Il s'est ensuite rendu au siège de l'ambassade du Liban où l'attendaient les membres de la communauté libanaise à Riyad.
Dans une allocution prononcée à cette occasion, le patriarche maronite a rendu un vibrant hommage au roi Salmane ben Abdel Aziz, ainsi qu'au prince héritier Mohammad ben Salmane pour l'attention qu'ils portent aux Libanais installés au royaume. « Je n'imaginais pas pouvoir venir un jour ici », a lancé le patriarche, acclamé à plusieurs reprises par l'audience.
« Les relations entre l'Arabie saoudite et le patriarcat maronite remontent à très loin, comme en attestent les correspondances entre les patriarches Arida, Boulos Méouchy, Antonios Khoreiche et Nasrallah Sfeir et les monarques du royaume. Aujourd'hui, elles se concrétisent par cette visite », a lancé le chef de l'Église maronite qui a par la suite plaidé vigoureusement en faveur de la convivialité islamo-chrétienne, après avoir rappelé les paroles du pape Jean-Paul II pour qui « le Liban, un petit pays, est porteur d'un grand message ».
(Lire aussi : Raï à Riyad, une visite historique et hautement symbolique)
« Ce message s'articule autour du pluralisme dans l'unité, un pluralisme religieux et culturel. Le Liban est une mosaïque et non pas une fusion où tout s'emmêle », a-t-il dit, en expliquant que c'est ce modèle qui fait sa richesse et sa singularité et qu'il souhaite véhiculer.
« Dans trois ans, nous célébrerons le centenaire du Grand-Liban. Cet anniversaire signifie surtout que le Liban ne va pas disparaître, un Liban où chrétiens et musulmans continueront de coexister », a soutenu le patriarche sous un tonnerre d'applaudissements.

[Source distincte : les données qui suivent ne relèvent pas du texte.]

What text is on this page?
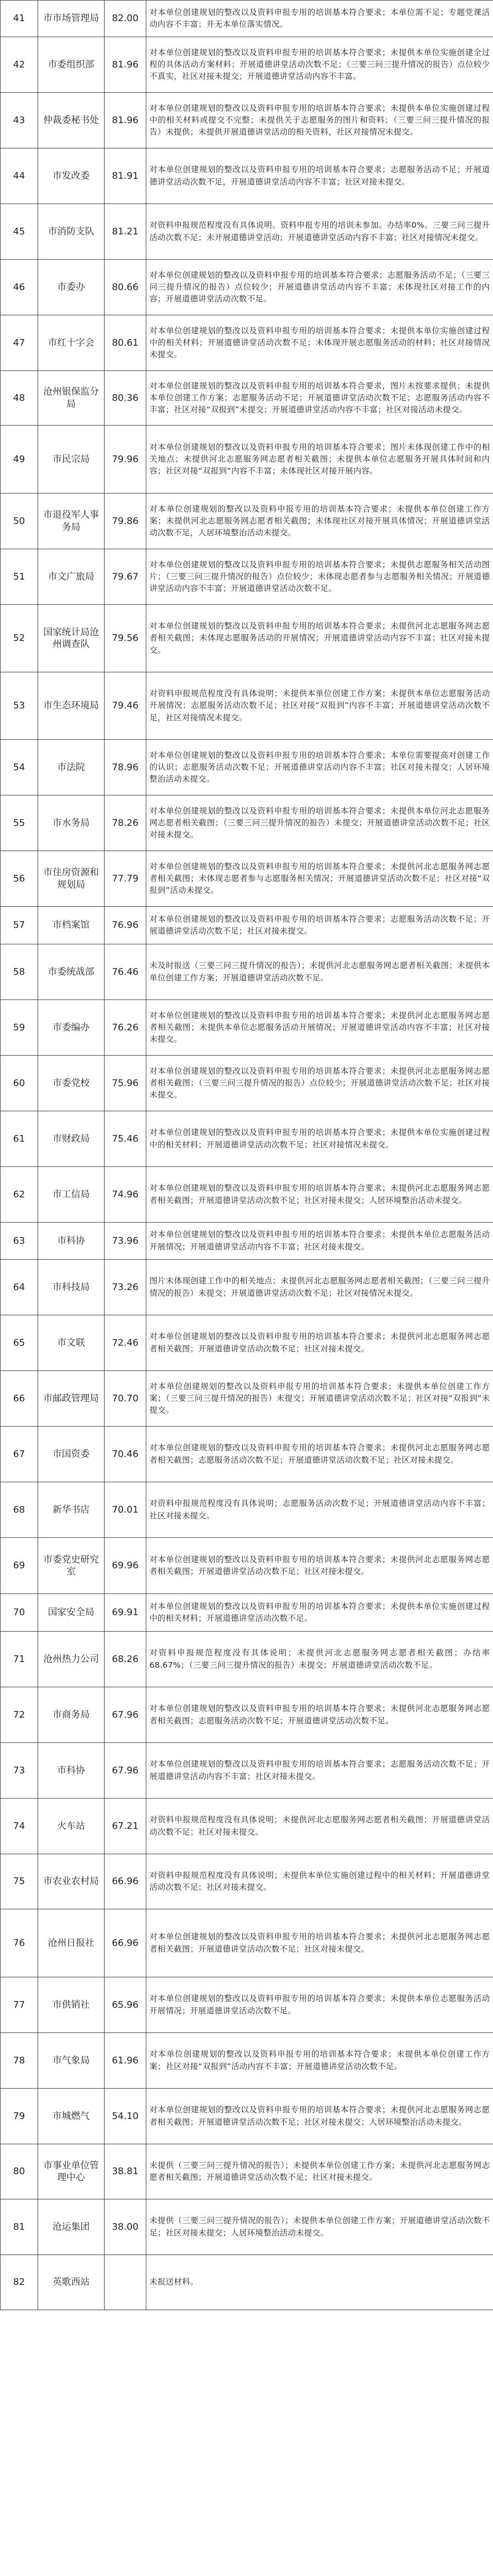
41	市市场管理局	82.00	对本单位创建规划的整改以及资料申报专用的培训基本符合要求；本单位需不足；专题党课活动内容不丰富；并无本单位落实情况。
42	市委组织部	81.96	对本单位创建规划的整改以及资料申报专用的培训基本符合要求；未提供本单位实施创建全过程的具体活动方案材料；开展道德讲堂活动次数不足；（三要三问三提升情况的报告）点位较少不真实，社区对接未提交；开展道德讲堂活动内容不丰富。
43	仲裁委秘书处	81.96	对本单位创建规划的整改以及资料申报专用的培训基本符合要求；未提供本单位实施创建过程中的相关材料或提交不完整；未提供关于志愿服务的图片和资料；（三要三问三提升情况的报告）未提供；未提供开展道德讲堂活动的相关资料，社区对接情况未提交。
44	市发改委	81.91	对本单位创建规划的整改以及资料申报专用的培训基本符合要求；志愿服务活动不足；开展道德讲堂活动次数不足，开展道德讲堂活动内容不丰富；社区对接未提交。
45	市消防支队	81.21	对资料申报规范程度没有具体说明。资料申报专用的培训未参加。办结率0%。三要三问三提升活动次数不足；未开展道德讲堂活动；开展道德讲堂活动内容不丰富；社区对接情况未提交。
46	市委办	80.66	对本单位创建规划的整改以及资料申报专用的培训基本符合要求；志愿服务活动不足；（三要三问三提升情况的报告）点位较少；开展道德讲堂活动内容不丰富；未体现社区对接工作的内容；开展道德讲堂活动次数不足。
47	市红十字会	80.61	对本单位创建规划的整改以及资料申报专用的培训基本符合要求；未提供本单位实施创建过程中的相关材料；开展道德讲堂活动次数不足；未体现开展志愿服务活动的材料；社区对接情况未提交。
48	沧州银保监分局	80.36	对本单位创建规划的整改以及资料申报专用的培训基本符合要求，图片未按要求提供；未提供本单位创建工作方案；志愿服务活动不足；开展道德讲堂活动次数不足；志愿服务活动内容不丰富；社区对接“双报到”未提交；开展道德讲堂活动内容不丰富；社区对接活动未提交。
49	市民宗局	79.96	对本单位创建规划的整改以及资料申报专用的培训基本符合要求；图片未体现创建工作中的相关地点；未提供河北志愿服务网志愿者相关截图；未提供本单位志愿服务开展具体时间和内容；社区对接“双报到”内容不丰富；未体现社区对接开展内容。
50	市退役军人事务局	79.86	对本单位创建规划的整改以及资料申报专用的培训基本符合要求；未提供本单位创建工作方案；未提供河北志愿服务网志愿者相关截图；未体现社区对接开展具体情况；开展道德讲堂活动次数不足，人居环境整治活动未提交。
51	市文广旅局	79.67	对本单位创建规划的整改以及资料申报专用的培训基本符合要求；未提供志愿服务相关活动图片；（三要三问三提升情况的报告）点位较少；未体现志愿者参与志愿服务相关情况；开展道德讲堂活动内容不丰富；开展道德讲堂活动次数不足。
52	国家统计局沧州调查队	79.56	对本单位创建规划的整改以及资料申报专用的培训基本符合要求；未提供河北志愿服务网志愿者相关截图；未体现志愿服务活动的开展情况；开展道德讲堂活动内容不丰富；社区对接未提交。
53	市生态环境局	79.46	对资料申报规范程度没有具体说明；未提供本单位创建工作方案；未提供本单位志愿服务活动开展情况；志愿服务活动次数不足；社区对接“双报到”内容不丰富；开展道德讲堂活动次数不足，社区对接情况未提交。
54	市法院	78.96	对本单位创建规划的整改以及资料申报专用的培训基本符合要求；本单位需要提高对创建工作的认识；志愿服务活动次数不足；开展道德讲堂活动内容不丰富；社区对接未提交；人居环境整治活动未提交。
55	市水务局	78.26	对本单位创建规划的整改以及资料申报专用的培训基本符合要求；未提供本单位河北志愿服务网志愿者相关截图；（三要三问三提升情况的报告）未提交；开展道德讲堂活动次数不足；社区对接未提交。
56	市住房资源和规划局	77.79	对本单位创建规划的整改以及资料申报专用的培训基本符合要求；未提供河北志愿服务网志愿者相关截图；未体现志愿者参与志愿服务相关情况；开展道德讲堂活动次数不足；社区对接“双报到”活动未提交。
57	市档案馆	76.96	对本单位创建规划的整改以及资料申报专用的培训基本符合要求；志愿服务活动次数不足；开展道德讲堂活动次数不足；社区对接未提交。
58	市委统战部	76.46	未及时报送（三要三问三提升情况的报告）；未提供河北志愿服务网志愿者相关截图；未提供本单位创建工作方案；开展道德讲堂活动次数不足。
59	市委编办	76.26	对本单位创建规划的整改以及资料申报专用的培训基本符合要求；未提供河北志愿服务网志愿者相关截图；未提供本单位志愿服务活动开展情况；开展道德讲堂活动内容不丰富；社区对接未提交。
60	市委党校	75.96	对本单位创建规划的整改以及资料申报专用的培训基本符合要求；未提供河北志愿服务网志愿者相关截图；（三要三问三提升情况的报告）点位较少；开展道德讲堂活动次数不足；社区对接未提交。
61	市财政局	75.46	对本单位创建规划的整改以及资料申报专用的培训基本符合要求；未提供本单位实施创建过程中的相关材料；开展道德讲堂活动次数不足；社区对接情况未提交。
62	市工信局	74.96	对本单位创建规划的整改以及资料申报专用的培训基本符合要求；未提供河北志愿服务网志愿者相关截图；开展道德讲堂活动次数不足；社区对接未提交；人居环境整治活动未提交。
63	市科协	73.96	对本单位创建规划的整改以及资料申报专用的培训基本符合要求；未提供本单位志愿服务活动开展情况；开展道德讲堂活动内容不丰富；社区对接未提交。
64	市科技局	73.26	图片未体现创建工作中的相关地点；未提供河北志愿服务网志愿者相关截图；（三要三问三提升情况的报告）未提交；开展道德讲堂活动次数不足；社区对接情况未提交。
65	市文联	72.46	对本单位创建规划的整改以及资料申报专用的培训基本符合要求；未提供河北志愿服务网志愿者相关截图；开展道德讲堂活动次数不足；社区对接未提交。
66	市邮政管理局	70.70	对本单位创建规划的整改以及资料申报专用的培训基本符合要求；未提供本单位创建工作方案；（三要三问三提升情况的报告）未提交；开展道德讲堂活动次数不足；社区对接“双报到”未提交。
67	市国资委	70.46	对本单位创建规划的整改以及资料申报专用的培训基本符合要求；未提供河北志愿服务网志愿者相关截图；志愿服务活动次数不足；开展道德讲堂活动次数不足；社区对接未提交。
68	新华书店	70.01	对资料申报规范程度没有具体说明；志愿服务活动次数不足；开展道德讲堂活动内容不丰富；社区对接未提交。
69	市委党史研究室	69.96	对本单位创建规划的整改以及资料申报专用的培训基本符合要求；未提供河北志愿服务网志愿者相关截图；开展道德讲堂活动次数不足；社区对接未提交。
70	国家安全局	69.91	对本单位创建规划的整改以及资料申报专用的培训基本符合要求；未提供本单位实施创建过程中的相关材料；开展道德讲堂活动次数不足。
71	沧州热力公司	68.26	对资料申报规范程度没有具体说明；未提供河北志愿服务网志愿者相关截图；办结率68.67%；（三要三问三提升情况的报告）未提交；开展道德讲堂活动次数不足。
72	市商务局	67.96	对本单位创建规划的整改以及资料申报专用的培训基本符合要求；未提供河北志愿服务网志愿者相关截图；志愿服务活动次数不足；开展道德讲堂活动次数不足。
73	市科协	67.96	对本单位创建规划的整改以及资料申报专用的培训基本符合要求；志愿服务活动次数不足；开展道德讲堂活动内容不丰富；社区对接未提交。
74	火车站	67.21	对资料申报规范程度没有具体说明；未提供河北志愿服务网志愿者相关截图；开展道德讲堂活动次数不足；社区对接未提交。
75	市农业农村局	66.96	对资料申报规范程度没有具体说明；未提供本单位实施创建过程中的相关材料；开展道德讲堂活动次数不足；社区对接未提交。
76	沧州日报社	66.96	对本单位创建规划的整改以及资料申报专用的培训基本符合要求；未提供河北志愿服务网志愿者相关截图；开展道德讲堂活动次数不足；社区对接未提交。
77	市供销社	65.96	对本单位创建规划的整改以及资料申报专用的培训基本符合要求；未提供本单位志愿服务活动开展情况；开展道德讲堂活动次数不足。
78	市气象局	61.96	对本单位创建规划的整改以及资料申报专用的培训基本符合要求；未提供本单位创建工作方案；社区对接“双报到”活动内容不丰富；开展道德讲堂活动次数不足。
79	市城燃气	54.10	对本单位创建规划的整改以及资料申报专用的培训基本符合要求；未提供河北志愿服务网志愿者相关截图；开展道德讲堂活动次数不足；社区对接未提交；人居环境整治活动未提交。
80	市事业单位管理中心	38.81	未提供（三要三问三提升情况的报告）；未提供本单位创建工作方案；未提供河北志愿服务网志愿者相关截图；开展道德讲堂活动次数不足；社区对接未提交。
81	沧运集团	38.00	未提供（三要三问三提升情况的报告）；未提供本单位创建工作方案；开展道德讲堂活动次数不足；社区对接未提交；人居环境整治活动未提交。
82	英歌西站		未报送材料。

Pas de politique donc dans son discours devant les Libanais de Riyad, mais dans une conversation à bâtons rompus avec la presse, il a indirectement affirmé soutenir l'appel du Premier ministre démissionnaire, Saad Hariri, à une application rigoureuse de la politique de distanciation, affirmant cependant souhaiter que M. Hariri regagne Beyrouth pour en discuter de vive voix.
Mgr Raï a dit avoir été pris de court et attristé par la démission de ce dernier, soulignant l'immobilisme dans lequel le pays est plongé depuis. Le patriarche n'a pas voulu commenter les réactions hostiles à sa visite, mais a minimisé en même temps leur importance, en faisant remarquer qu'au Liban, il y a toujours des gens qui sont hostiles à quelque chose.
Le chef de l'Église maronite a insisté sur le fait qu'il se trouve en Arabie « pour parler de principes et non pas de politique ».
(Lire aussi : Mortelles distances, l'édito d'Elie Fayad)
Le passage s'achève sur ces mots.